Iniciativa educacional promove discussão sobre povos indígenas e itinerantes na rede

A Secretaria de Educação do Distrito Federal (SEEDF) promoveu, na última semana, o Encontro Formativo Povos Indígenas e Itinerantes, reunindo pontos focais em direitos humanos das Coordenações Regionais de Ensino (CREs). A atividade ocorreu na sede da pasta e fez parte da agenda de formação continuada voltada à inclusão e à valorização da diversidade cultural nas escolas. Conduzido pelo técnico da Gerência de Diversidade e Inclusão (GDIN), Erick das Neves, o encontro abordou fundamentos da educação escolar indígena, a chamada pedagogia da retomada, e o uso de referências e materiais produzidos por povos originários. O objetivo foi alinhar práticas pedagógicas à realidade de estudantes indígenas e itinerantes presentes na rede pública.
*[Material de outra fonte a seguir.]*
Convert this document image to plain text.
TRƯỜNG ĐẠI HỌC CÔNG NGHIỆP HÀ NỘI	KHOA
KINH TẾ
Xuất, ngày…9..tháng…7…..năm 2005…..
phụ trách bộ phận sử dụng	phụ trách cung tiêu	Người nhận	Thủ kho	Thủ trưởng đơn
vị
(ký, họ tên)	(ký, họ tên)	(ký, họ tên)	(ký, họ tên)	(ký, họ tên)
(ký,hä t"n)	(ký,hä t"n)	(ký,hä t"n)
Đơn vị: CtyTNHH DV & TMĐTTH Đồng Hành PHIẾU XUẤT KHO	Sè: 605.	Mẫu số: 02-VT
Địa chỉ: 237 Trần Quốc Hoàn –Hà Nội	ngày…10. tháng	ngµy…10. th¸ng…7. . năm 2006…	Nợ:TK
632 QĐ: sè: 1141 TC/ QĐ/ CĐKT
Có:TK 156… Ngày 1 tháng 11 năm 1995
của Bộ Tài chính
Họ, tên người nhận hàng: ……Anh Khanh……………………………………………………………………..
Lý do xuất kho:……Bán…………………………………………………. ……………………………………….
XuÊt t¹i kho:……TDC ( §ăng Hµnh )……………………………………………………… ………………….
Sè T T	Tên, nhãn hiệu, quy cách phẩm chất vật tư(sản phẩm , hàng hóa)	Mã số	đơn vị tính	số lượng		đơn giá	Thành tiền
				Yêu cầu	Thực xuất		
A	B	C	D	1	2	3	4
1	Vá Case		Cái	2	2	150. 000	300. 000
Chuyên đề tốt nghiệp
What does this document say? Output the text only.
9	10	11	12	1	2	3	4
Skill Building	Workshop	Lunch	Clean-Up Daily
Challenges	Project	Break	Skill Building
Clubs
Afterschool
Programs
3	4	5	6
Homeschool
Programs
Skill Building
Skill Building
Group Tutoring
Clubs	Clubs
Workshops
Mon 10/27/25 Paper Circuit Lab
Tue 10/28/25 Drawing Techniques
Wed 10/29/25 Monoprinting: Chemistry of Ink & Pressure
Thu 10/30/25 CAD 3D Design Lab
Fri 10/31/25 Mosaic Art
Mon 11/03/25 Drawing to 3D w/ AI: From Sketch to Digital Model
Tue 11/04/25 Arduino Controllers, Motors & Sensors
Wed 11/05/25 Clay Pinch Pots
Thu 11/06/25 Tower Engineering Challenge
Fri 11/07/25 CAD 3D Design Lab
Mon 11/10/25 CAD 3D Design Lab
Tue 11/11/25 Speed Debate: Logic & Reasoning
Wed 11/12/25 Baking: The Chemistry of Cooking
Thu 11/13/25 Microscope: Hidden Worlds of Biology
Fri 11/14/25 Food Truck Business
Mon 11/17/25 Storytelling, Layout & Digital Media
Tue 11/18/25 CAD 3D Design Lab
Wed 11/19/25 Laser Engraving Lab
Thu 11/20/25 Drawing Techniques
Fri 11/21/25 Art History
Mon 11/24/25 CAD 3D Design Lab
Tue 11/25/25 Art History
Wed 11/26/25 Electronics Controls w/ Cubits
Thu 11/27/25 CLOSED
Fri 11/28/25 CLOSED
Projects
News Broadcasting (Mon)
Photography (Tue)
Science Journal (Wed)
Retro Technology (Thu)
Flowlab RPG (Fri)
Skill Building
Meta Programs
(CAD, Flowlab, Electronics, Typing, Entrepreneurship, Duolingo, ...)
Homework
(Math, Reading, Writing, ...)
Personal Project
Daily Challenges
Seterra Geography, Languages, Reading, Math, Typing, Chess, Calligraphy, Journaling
Educação e direitos humanos

Para a diretora de Serviços de Apoio à Aprendizagem, Direitos Humanos e Diversidade, Patrícia Melo, a formação desempenha um papel estratégico no enfrentamento de desigualdades dentro do ambiente escolar. “O ambiente escolar, muitas vezes, reflete as violências sistêmicas existentes na sociedade. Por essa razão, esses espaços de formação continuada e de letramentos em direitos humanos que promovemos, orientam e norteiam os profissionais da SEEDF no acolhimento aos estudantes e na garantia de seus direitos”, afirmou.

A gestora também ressaltou a necessidade de atualização permanente dos profissionais da educação. “São fundamentais e cada vez mais necessários para o conhecimento acerca da legislação vigente e das estratégias pedagógicas que promovem a inclusão e a equidade. Ainda há muito a avançar, mas essa formação de hoje sobre os Povos Indígenas e Povos Itinerantes nos alimenta a esperança no potencial de transformação das nossas instituições educacionais e no atendimento adequado e culturalmente sensível aos nossos estudantes indígenas”.

Formação além do calendário

Ao conduzir o encontro, Erick das Neves destacou a importância de tratar o tema de forma contínua ao longo do ano letivo. “A pauta indígena não pode ficar restrita a abril. Ela deve ser um eixo permanente em todo o período letivo. Por meio desses ciclos formativos, nossa diretoria busca sensibilizar o olhar pedagógico, conferindo subjetividade e humanidade às normas técnicas que orientam o sistema educacional”, ressaltou.

A programação ocorreu de forma concomitante ao Acampamento Terra Livre (ATL) 2026, que é a 22ª edição da maior mobilização indígena do Brasil, realizada entre os dias 5 e 11 de abril, no Eixo Cultural Ibero-Americano, em Brasília. Com o tema “Nosso futuro não está à venda: a resposta somos nós”, o evento reuniu cerca de sete mil indígenas de todo o Brasil, com foco nas demarcações de terras e no enfrentamento da crise climática.

Diálogo ampliado

Como desdobramento da programação, os participantes foram convidados a acompanhar o seminário “Cultura e pensamento indígenas: saberes que resistem, palavras que persistem”, realizado no Ministério dos Direitos Humanos e Cidadania. O encontro reuniu colaboradores da Revista Pihhy, educadores, pesquisadores e interessados na temática indígena, incluindo nomes de destaque, como Daniel Munduruku, Vangri Kaingang e Ana Maria Kariri. A publicação já conta com 12 edições online, além de minidocumentários e cerca de 20 audiolivros produzidos a partir de conteúdos de autoria indígena. A iniciativa também reforçou a importância de reconhecer e valorizar a produção intelectual indígena nos campos educacional e político.